Despite its dominance, the Commonwealth cannot exert compete control – a recipe for buck-passing and administrative duplication which the Business Council of Australia estimates to cost at least $9 billion a year, and probably more like $20 billion when the costs of duplication and red tape are factored in. This is 9 per cent of all general government expenses, and 3 per cent of gross domestic product. This is not just a loss to taxpayers, but a lost opportunity: every dollar squandered could have been used for schools, hospitals, aged care or affordable housing.
There is a stark choice: to continue to pay extra tax for second-rate services, or to accept the challenge and opportunity of reform and fix the system of government by a proper allocation of tax revenue and a more appropriate division of power over areas of responsibility.
The answer is not to abolish the Australian states. That would be unrealistic and bad policy. Few local problems can be solved by unilateral action from Canberra. At least one lower tier of government is needed to help develop regional solutions and deliver services. Problems of legitimacy are a reason why federal systems evolved: people in Western Australian were the last to accept federation and, at a time of unprecedented economic success, are as unlikely to ever accept rule by a single government in Canberra.
While Australia’s federal system of government is broken, the answer is to fix that system, not to jettison it. We should focus on pragmatic, achievable change that lowers taxes and improves the quality of government services. In the short term, there are many things that can be done to improve how our federal system works, facilitating cooperation and re-examining finances. In the longer term, the text of the Australian Constitution will also need to change. If the rules are not changed, bad habits will resurface and blockages re-emerge. There is a need for a revised set of rules to accommodate the changes of the past century and to prepare for the next – a new deal for the federal system.
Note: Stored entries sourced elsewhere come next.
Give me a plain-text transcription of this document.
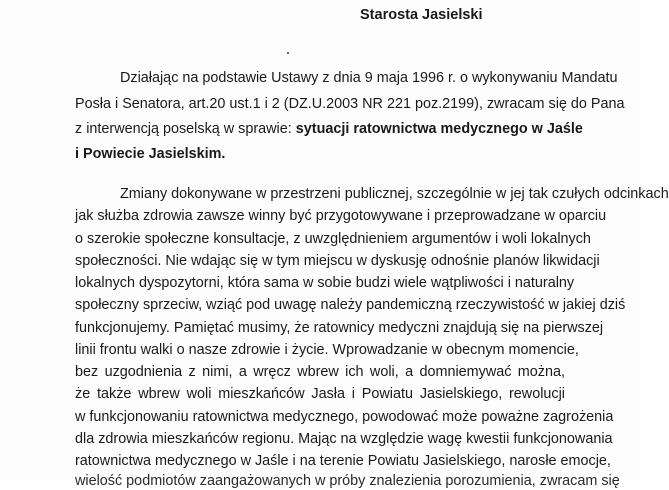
Starosta Jasielski
Działając na podstawie Ustawy z dnia 9 maja 1996 r. o wykonywaniu Mandatu
Posła i Senatora, art.20 ust.1 i 2 (DZ.U.2003 NR 221 poz.2199), zwracam się do Pana
z interwencją poselską w sprawie: sytuacji ratownictwa medycznego w Jaśle
i Powiecie Jasielskim.
Zmiany dokonywane w przestrzeni publicznej, szczególnie w jej tak czułych odcinkach
jak służba zdrowia zawsze winny być przygotowywane i przeprowadzane w oparciu
o szerokie społeczne konsultacje, z uwzględnieniem argumentów i woli lokalnych
społeczności. Nie wdając się w tym miejscu w dyskusję odnośnie planów likwidacji
lokalnych dyspozytorni, która sama w sobie budzi wiele wątpliwości i naturalny
społeczny sprzeciw, wziąć pod uwagę należy pandemiczną rzeczywistość w jakiej dziś
funkcjonujemy. Pamiętać musimy, że ratownicy medyczni znajdują się na pierwszej
linii frontu walki o nasze zdrowie i życie. Wprowadzanie w obecnym momencie,
bez uzgodnienia z nimi, a wręcz wbrew ich woli, a domniemywać można,
że także wbrew woli mieszkańców Jasła i Powiatu Jasielskiego, rewolucji
w funkcjonowaniu ratownictwa medycznego, powodować może poważne zagrożenia
dla zdrowia mieszkańców regionu. Mając na względzie wagę kwestii funkcjonowania
ratownictwa medycznego w Jaśle i na terenie Powiatu Jasielskiego, narosłe emocje,
wielość podmiotów zaangażowanych w próby znalezienia porozumienia, zwracam się
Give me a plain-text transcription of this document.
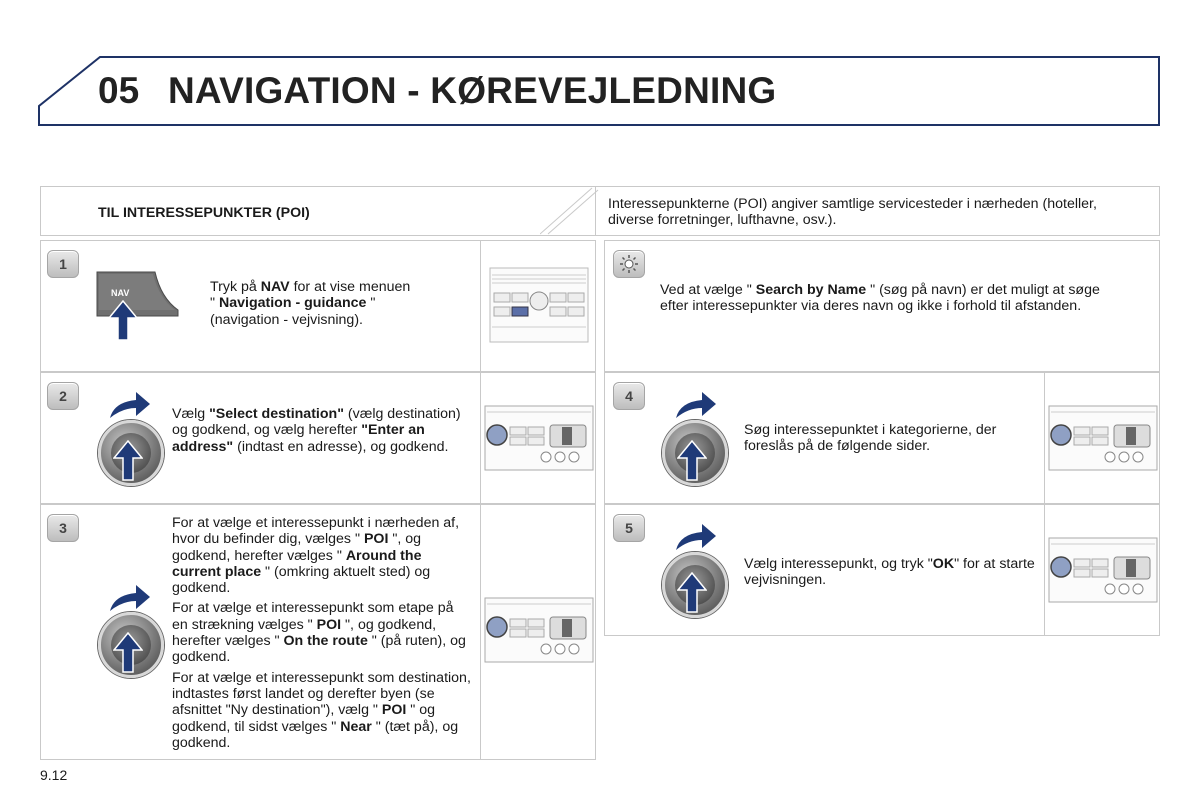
05 NAVIGATION - KØREVEJLEDNING
TIL INTERESSEPUNKTER (POI)
Interessepunkterne (POI) angiver samtlige servicesteder i nærheden (hoteller, diverse forretninger, lufthavne, osv.).
1
NAV	Tryk på NAV for at vise menuen
" Navigation - guidance "
(navigation - vejvisning).
Ved at vælge " Search by Name " (søg på navn) er det muligt at søge efter interessepunkter via deres navn og ikke i forhold til afstanden.
2
Vælg "Select destination" (vælg destination) og godkend, og vælg herefter "Enter an address" (indtast en adresse), og godkend.
4
Søg interessepunktet i kategorierne, der foreslås på de følgende sider.
3	For at vælge et interessepunkt i nærheden af, hvor du befinder dig, vælges " POI ", og godkend, herefter vælges " Around the current place " (omkring aktuelt sted) og godkend.

For at vælge et interessepunkt som etape på en strækning vælges " POI ", og godkend, herefter vælges " On the route " (på ruten), og godkend.

For at vælge et interessepunkt som destination, indtastes først landet og derefter byen (se afsnittet "Ny destination"), vælg " POI " og godkend, til sidst vælges " Near " (tæt på), og godkend.

5
Vælg interessepunkt, og tryk "OK" for at starte vejvisningen.
9.12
Many have called for a constitutional convention to consider the future of the federation. Such conventions were crucial in the development of the Constitution – a place where disagreements were teased out and resolutions found. In today’s interconnected world, a convention may seem old-fashioned, but it remains an effective way of bringing together many interests and perspectives. A convention should be held as soon as possible to develop a program for federal reform.